Excited-State Quantum Phase Transitions in Dicke Superradiance Models

TL;DR

This paper analytically investigates excited-state quantum phase transitions in Dicke superradiance models, revealing how critical behavior depends on energy and model parameters, with results analogous to known models like Lipkin-Meshkov-Glick.

Contribution

It provides the first analytical derivation of quantities related to excited-state quantum phase transitions in Dicke models, highlighting the dependence on energy and interaction parameters.

Findings

Singular behavior in the density of states derivative

Observable quantities show non-analyticities at critical energies

Criticality varies with energy and model parameters

Abstract

We derive analytical results for various quantities related to the excited-state quantum phase transitions in a class of Dicke superradiance models in the semiclassical limit.
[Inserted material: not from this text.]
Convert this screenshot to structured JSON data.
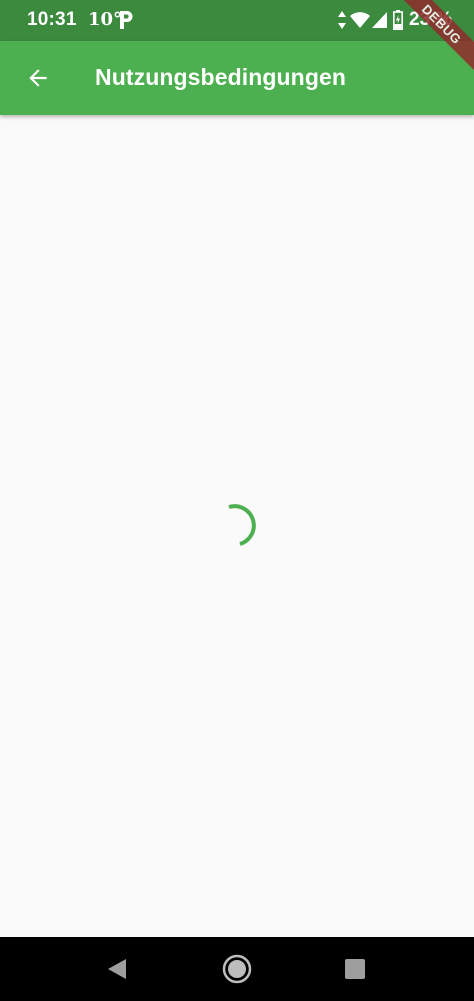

Based on a calculation of a partition sum restricted to Dicke states, we discuss the singular behavior of the derivative of the density of states and find observables like the mean (atomic) inversion and the boson (photon) number and its fluctuations at arbitrary energies. Criticality depends on energy and a parameter that quantifies the relative weight of rotating versus counter-rotating terms, and we find a close analogy to the logarithmic and jump-type non-analyticities known from the Lipkin-Meshkov-Glick model.